Nestor was doing the work of his math class about three days but he is tired of make operations a lot and he should deliver his task tomorrow. His math’s teacher gives two numbers a and b. The problem consist in find the last digit of the potency of base a and index b. Help Nestor with his problem. You are given two integer numbers: the base a (0 <= a <= 20) and the index b (0 <= b <= 2,147,483,000), a and b both are not 0. You have to find the last digit of a^b.

Input

The first line of input contains an integer t, the number of test cases (t <= 30). t test cases follow.
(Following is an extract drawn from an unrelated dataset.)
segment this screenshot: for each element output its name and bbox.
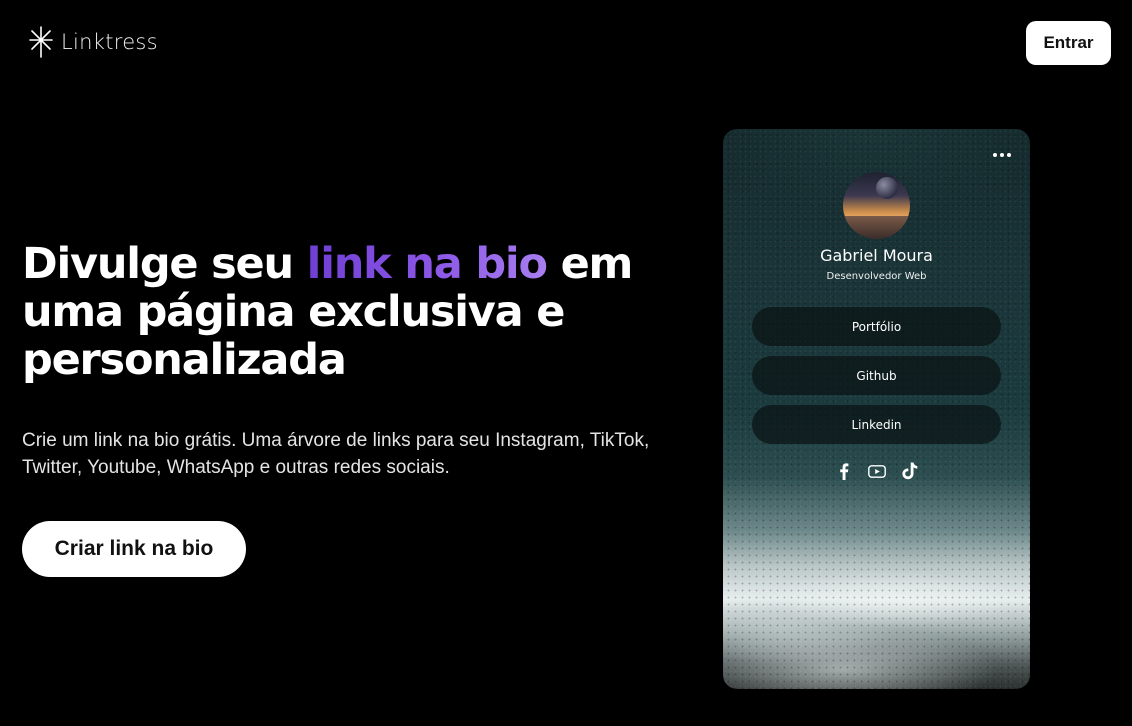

For each test case will appear a and b separated by space.

Output

For each test case output an integer per line representing the result.

Example

Input:
2
3 10
6 2

Output:
9
6

#include <iostream>
#include <vector>

using namespace std;

long long mod(long long a, long long b) {  
    return (a % b < 0 ? a % b + b : a % b);
}

int powMod10(long long a, long long b) {  
    if (b == 0) {
        return 1;
    } else if (a == 0) {
        return 0;
    } else {
        vector <long long> powers;
        powers.push_back(a%10);

        do {
            powers.push_back((powers.back()*(a%10))%10);
        } while(powers.back() != powers.front());

        int cycleSize = powers.size() - 1;
        return powers[mod((b-1),cycleSize)];
    }
    return 0;
}

int main() {  
    int t;
    cin >> t;

    for (;t--;) {
        long long a, b;
        cin >> a >> b;
        cout << powMod10(a, b) << "\n";
    }
    return 0;
}